Authors: Megan M. Kaneda, Karen S. Messer, Natacha Ralainirina, Hongying Li, Chris Leem, Sara Gorjestani, Gyunghwi Woo, Abraham V. Nguyen, Camila C. Figueiredo, Philippe Foubert, Michael C. Schmid, Melissa Pink, David G. Winkler, Matthew Rausch, Vito J. Palombella, Jeffery Kutok, Karen McGovern, Kelly A. Frazer, Xuefeng Wu, Michael Karin, Roman Sasik, Ezra E. W. Cohen, Judith A. Varner
Summary:
Macrophages play critical, but opposite, roles in acute and chronic inflammation and cancer. In response to pathogens or injury, inflammatory macrophages express cytokines that stimulate cytotoxic T cells, while highly abundant macrophages in neoplastic and parasitic diseases express anti-inflammatory cytokines that induce immune suppression and may promote resistance to T cell checkpoint inhibitors.
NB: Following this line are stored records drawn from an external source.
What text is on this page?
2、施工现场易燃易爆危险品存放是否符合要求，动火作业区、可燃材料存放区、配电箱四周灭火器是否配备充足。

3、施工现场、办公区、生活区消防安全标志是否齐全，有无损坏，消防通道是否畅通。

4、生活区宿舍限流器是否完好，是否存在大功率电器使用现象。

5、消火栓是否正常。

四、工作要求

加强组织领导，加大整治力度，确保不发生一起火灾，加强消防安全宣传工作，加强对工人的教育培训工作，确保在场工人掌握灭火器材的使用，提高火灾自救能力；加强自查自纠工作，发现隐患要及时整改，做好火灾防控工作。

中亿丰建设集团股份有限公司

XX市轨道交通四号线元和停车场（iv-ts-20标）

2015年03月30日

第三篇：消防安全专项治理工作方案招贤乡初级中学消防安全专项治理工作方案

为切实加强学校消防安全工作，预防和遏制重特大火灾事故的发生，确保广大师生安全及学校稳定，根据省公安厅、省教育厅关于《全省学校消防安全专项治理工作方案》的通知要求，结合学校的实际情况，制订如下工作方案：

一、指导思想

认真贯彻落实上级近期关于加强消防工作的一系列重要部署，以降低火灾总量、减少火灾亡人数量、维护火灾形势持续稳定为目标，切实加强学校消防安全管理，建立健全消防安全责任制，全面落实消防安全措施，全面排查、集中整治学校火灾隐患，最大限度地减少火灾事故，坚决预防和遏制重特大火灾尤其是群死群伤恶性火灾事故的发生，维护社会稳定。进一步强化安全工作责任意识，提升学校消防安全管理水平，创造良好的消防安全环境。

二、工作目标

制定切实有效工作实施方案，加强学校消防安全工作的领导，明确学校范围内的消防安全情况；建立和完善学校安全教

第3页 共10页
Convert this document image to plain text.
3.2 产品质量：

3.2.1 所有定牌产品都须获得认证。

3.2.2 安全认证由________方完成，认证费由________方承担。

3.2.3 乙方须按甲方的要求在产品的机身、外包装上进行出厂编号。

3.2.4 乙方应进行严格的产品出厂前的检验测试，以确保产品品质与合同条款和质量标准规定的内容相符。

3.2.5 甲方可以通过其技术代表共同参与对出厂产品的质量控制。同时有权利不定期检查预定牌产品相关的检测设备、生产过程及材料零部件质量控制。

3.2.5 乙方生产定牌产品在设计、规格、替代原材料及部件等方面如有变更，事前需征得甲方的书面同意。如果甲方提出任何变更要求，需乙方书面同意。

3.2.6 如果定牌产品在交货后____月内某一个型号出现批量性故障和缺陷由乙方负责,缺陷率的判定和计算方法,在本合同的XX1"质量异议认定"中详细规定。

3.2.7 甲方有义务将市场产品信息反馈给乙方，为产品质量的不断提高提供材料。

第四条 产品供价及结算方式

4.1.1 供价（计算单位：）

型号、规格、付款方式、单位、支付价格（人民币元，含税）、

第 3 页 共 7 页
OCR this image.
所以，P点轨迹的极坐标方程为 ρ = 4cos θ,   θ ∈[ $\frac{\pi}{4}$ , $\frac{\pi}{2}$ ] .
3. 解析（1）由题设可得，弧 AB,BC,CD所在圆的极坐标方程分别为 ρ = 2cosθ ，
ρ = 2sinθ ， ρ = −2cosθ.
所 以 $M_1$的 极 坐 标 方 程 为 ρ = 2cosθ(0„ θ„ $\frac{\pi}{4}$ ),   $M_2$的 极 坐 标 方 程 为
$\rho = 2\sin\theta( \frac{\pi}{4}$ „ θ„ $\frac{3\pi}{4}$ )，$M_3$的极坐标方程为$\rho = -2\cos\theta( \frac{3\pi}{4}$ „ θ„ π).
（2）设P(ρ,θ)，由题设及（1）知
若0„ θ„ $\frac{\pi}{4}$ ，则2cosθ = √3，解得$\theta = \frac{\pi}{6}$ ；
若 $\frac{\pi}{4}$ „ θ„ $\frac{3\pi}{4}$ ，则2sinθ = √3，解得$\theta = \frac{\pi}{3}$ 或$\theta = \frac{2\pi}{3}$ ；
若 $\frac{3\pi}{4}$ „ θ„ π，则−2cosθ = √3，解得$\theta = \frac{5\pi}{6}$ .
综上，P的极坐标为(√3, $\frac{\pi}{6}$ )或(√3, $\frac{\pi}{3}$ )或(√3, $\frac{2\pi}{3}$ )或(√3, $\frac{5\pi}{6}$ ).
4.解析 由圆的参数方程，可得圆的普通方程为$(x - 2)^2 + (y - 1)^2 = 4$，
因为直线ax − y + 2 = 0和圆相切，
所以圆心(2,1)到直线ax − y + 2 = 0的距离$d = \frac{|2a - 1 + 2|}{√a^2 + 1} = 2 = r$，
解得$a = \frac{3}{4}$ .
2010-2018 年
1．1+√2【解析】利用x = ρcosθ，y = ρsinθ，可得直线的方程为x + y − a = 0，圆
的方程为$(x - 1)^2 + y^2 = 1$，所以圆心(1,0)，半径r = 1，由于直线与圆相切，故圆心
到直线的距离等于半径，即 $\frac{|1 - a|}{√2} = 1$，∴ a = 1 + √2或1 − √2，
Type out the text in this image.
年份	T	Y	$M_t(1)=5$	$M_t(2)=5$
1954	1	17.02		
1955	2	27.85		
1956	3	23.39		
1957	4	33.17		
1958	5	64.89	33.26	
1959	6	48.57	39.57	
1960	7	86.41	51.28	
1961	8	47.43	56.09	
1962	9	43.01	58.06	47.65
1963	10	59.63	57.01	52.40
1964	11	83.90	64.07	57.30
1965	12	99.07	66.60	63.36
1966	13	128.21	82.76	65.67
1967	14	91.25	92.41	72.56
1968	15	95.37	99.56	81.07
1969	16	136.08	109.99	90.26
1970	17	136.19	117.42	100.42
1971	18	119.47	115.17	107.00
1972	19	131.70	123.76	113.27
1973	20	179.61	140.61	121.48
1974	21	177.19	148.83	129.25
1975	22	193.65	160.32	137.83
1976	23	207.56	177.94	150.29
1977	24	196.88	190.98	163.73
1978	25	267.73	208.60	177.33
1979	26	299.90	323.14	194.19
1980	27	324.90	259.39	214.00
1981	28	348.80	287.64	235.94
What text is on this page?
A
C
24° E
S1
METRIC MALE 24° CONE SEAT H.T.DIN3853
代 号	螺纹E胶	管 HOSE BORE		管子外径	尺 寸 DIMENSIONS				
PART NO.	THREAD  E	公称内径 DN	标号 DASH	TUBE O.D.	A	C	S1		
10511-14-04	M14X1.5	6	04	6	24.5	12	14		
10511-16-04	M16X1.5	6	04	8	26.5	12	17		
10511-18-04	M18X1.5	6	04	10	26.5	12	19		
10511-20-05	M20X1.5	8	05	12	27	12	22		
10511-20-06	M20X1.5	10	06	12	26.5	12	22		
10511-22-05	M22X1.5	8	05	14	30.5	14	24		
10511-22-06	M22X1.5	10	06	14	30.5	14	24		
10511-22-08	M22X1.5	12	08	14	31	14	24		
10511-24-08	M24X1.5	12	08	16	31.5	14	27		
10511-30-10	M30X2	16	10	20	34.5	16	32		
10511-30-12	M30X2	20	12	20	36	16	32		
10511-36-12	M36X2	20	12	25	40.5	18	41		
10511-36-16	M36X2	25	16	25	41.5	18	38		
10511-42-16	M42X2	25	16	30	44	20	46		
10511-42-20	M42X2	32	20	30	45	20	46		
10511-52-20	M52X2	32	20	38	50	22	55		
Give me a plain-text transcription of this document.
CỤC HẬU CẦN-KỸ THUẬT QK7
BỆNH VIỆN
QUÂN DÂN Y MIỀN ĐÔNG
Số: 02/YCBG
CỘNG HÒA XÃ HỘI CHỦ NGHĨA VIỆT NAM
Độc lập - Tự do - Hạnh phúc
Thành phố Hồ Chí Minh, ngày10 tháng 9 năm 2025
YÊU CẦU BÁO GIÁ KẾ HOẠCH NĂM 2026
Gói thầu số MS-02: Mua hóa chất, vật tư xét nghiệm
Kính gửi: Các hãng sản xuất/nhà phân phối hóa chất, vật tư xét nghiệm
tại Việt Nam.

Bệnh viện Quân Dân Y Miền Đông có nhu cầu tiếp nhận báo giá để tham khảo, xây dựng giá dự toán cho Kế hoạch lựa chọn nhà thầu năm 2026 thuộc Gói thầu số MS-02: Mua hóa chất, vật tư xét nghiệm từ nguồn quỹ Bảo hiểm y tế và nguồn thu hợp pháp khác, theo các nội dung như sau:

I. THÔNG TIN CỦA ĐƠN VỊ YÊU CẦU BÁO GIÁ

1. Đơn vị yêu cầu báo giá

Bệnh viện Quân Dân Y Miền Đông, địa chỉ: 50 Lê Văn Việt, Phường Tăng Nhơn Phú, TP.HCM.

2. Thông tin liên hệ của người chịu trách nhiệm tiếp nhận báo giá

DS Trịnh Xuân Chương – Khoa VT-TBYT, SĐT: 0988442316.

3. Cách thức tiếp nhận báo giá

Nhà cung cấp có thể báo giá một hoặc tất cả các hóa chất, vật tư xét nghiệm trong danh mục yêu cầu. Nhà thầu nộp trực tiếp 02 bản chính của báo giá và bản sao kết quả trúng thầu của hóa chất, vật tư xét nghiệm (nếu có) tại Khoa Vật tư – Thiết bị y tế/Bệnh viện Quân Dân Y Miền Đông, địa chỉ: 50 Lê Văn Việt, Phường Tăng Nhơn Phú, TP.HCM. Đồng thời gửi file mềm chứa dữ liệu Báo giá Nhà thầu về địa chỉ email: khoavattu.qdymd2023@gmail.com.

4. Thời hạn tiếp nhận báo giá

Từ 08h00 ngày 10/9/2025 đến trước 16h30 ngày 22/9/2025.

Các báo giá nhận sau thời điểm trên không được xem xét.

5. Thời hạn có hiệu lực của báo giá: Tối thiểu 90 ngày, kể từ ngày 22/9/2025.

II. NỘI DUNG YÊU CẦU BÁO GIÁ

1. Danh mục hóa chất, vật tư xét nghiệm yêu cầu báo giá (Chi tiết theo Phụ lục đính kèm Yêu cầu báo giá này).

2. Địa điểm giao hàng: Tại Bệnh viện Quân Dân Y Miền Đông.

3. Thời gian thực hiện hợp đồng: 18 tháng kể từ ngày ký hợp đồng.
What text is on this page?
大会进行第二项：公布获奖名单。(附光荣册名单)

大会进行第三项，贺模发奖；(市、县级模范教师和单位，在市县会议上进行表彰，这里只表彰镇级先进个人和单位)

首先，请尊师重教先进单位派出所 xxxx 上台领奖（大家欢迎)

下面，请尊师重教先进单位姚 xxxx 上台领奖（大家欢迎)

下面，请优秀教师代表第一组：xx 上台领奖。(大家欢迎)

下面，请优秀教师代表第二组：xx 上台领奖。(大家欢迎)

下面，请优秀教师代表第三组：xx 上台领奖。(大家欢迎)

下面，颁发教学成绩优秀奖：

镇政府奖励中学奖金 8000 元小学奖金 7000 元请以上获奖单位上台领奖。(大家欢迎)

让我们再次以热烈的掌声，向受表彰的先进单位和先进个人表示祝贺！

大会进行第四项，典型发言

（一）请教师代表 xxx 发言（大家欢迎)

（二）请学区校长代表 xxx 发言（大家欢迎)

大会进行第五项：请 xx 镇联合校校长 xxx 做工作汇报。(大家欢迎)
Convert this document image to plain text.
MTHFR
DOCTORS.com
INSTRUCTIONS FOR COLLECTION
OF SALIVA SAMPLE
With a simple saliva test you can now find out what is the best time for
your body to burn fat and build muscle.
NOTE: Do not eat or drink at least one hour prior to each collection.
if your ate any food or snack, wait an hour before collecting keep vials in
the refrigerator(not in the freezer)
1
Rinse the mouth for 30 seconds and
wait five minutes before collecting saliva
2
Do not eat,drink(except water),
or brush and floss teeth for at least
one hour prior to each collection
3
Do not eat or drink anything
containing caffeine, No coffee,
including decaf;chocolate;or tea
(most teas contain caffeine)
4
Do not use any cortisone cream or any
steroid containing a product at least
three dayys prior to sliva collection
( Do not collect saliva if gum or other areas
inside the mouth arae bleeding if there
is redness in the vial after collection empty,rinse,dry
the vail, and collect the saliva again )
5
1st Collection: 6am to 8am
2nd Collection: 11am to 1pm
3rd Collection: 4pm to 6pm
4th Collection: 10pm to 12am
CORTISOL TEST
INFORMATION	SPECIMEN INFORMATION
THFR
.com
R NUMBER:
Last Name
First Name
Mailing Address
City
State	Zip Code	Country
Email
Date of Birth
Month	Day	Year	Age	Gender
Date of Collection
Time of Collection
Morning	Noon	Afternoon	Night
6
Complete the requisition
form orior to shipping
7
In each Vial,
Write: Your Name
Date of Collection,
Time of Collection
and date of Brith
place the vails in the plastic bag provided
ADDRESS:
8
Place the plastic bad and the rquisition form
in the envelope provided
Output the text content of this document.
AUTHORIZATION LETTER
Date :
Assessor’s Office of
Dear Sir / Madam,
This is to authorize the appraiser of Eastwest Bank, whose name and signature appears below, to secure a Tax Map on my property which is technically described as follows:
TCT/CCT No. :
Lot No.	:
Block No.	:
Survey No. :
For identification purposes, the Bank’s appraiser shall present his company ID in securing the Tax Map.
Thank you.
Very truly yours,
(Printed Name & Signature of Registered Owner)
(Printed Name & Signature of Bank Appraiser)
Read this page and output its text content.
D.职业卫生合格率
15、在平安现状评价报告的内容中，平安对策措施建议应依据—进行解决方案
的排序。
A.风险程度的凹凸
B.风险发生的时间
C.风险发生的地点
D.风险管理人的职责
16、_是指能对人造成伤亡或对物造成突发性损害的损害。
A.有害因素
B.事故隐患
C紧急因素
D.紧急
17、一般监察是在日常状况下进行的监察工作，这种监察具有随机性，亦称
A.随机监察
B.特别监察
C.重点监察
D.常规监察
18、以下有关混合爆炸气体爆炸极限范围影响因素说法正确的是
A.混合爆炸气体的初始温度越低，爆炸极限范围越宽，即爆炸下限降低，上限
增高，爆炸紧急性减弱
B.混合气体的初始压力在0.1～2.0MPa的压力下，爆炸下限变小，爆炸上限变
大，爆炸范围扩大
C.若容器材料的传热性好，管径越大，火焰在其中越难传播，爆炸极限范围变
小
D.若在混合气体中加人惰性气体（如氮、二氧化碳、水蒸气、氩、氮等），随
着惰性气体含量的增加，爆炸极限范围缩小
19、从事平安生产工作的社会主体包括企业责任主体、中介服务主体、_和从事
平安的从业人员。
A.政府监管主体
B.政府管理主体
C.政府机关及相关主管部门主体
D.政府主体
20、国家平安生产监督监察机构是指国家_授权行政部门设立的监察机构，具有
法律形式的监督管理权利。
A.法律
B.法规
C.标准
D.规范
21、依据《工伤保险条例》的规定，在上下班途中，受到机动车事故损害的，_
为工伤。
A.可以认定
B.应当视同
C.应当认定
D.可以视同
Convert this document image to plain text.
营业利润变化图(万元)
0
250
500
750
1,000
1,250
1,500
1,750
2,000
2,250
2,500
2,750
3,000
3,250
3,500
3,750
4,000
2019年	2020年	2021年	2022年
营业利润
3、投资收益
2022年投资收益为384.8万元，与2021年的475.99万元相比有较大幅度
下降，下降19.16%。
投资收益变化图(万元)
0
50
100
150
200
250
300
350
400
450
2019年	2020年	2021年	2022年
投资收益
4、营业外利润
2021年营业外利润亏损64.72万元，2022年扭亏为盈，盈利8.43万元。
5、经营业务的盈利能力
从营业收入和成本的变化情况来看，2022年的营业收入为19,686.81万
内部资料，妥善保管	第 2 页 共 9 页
Here we show that macrophage PI(3)Kinase γ controls a critical switch between immune stimulation and suppression during inflammation and cancer. PI3Kγ signaling through Akt and mTor inhibits NFκB activation while stimulating C/EBPβ activation, thereby inducing a transcriptional program that promotes immune suppression during inflammation and tumor growth. In contrast, selective inactivation of macrophage PI3Kγ stimulates and prolongs NFκB activation and inhibits C/EBPβ activation, thus promoting an immunostimulatory transcriptional program that restores CD8+ T cell activation and cytotoxicity and synergizes with checkpoint inhibitor therapy to promote tumor regression and extend survival in mouse models of cancer. As PI3Kγ-directed, anti-inflammatory gene expression predicted survival probability in cancer patients, our findings demonstrate that therapeutic targeting of intracellular signaling pathways that regulate the switch between macrophage polarization states can control immune suppression in cancer and other disorders.